It’s obvious to us which function you intend to be chosen, but the compiler has to follow the rules of C++ not use clever leaps of logic (or even not so clever ones, as in simple cases like this!)
The relevant constructor of std::function is:
template<class F> function(F f);
which is a template that accepts any type.
The C++14 standard does constrain the template (since LWG DR 2132) so that it:
shall not participate in overload resolution unless
fis Callable (20.9.12.2) for argument typesArgTypes...and return typeR.
which means that the compiler will only allow the constructor to be called when Functor is compatible with the call signature of the std::function (which is void(int, int) in your example).
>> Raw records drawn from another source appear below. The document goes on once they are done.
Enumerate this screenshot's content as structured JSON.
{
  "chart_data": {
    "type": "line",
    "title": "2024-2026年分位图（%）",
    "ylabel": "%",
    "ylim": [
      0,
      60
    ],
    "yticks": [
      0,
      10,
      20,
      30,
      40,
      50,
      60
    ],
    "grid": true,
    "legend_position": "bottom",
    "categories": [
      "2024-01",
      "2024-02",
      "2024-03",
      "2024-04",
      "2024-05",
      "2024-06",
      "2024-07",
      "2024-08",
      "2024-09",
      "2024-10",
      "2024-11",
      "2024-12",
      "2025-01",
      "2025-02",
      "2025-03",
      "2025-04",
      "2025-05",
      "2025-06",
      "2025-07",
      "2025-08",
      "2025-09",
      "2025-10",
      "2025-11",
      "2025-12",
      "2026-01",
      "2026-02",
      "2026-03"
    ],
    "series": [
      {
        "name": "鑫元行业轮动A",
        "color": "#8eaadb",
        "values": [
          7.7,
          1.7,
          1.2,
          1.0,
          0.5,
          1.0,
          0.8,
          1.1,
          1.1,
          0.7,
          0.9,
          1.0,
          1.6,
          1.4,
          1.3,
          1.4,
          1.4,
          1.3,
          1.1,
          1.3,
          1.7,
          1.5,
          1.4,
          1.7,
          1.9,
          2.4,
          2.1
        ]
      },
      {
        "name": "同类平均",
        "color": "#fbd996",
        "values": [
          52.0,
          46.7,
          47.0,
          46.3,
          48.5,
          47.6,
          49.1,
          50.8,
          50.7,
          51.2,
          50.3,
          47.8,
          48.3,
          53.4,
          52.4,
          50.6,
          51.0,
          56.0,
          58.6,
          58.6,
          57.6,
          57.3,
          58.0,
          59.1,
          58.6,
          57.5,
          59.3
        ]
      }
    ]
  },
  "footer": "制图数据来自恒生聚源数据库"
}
In theory that should mean that void add(A, A) is not a viable argument and so “obviously” you intended to use void add(int, int).
However, the compiler can’t test the “f is Callable for argument types …” constraint until it knows the type of f, which means it needs to have already disambiguated between void add(int, int) and void add(A, A) before it can apply the constraint that would allow it to reject one of those functions!
So there’s a chicken and egg situation, which unfortunately means that you need to help the compiler out by specifying exactly which overload of add you want to use, and then the compiler can apply the constraint and (rather redundantly) decide that it is an acceptable argument for the constructor.
It is conceivable that we could change C++ so that in cases like this all the overloaded functions are tested against the constraint (so we don’t need to know which one to test before testing it) and if only one is viable then use that one, but that’s not how C++ works.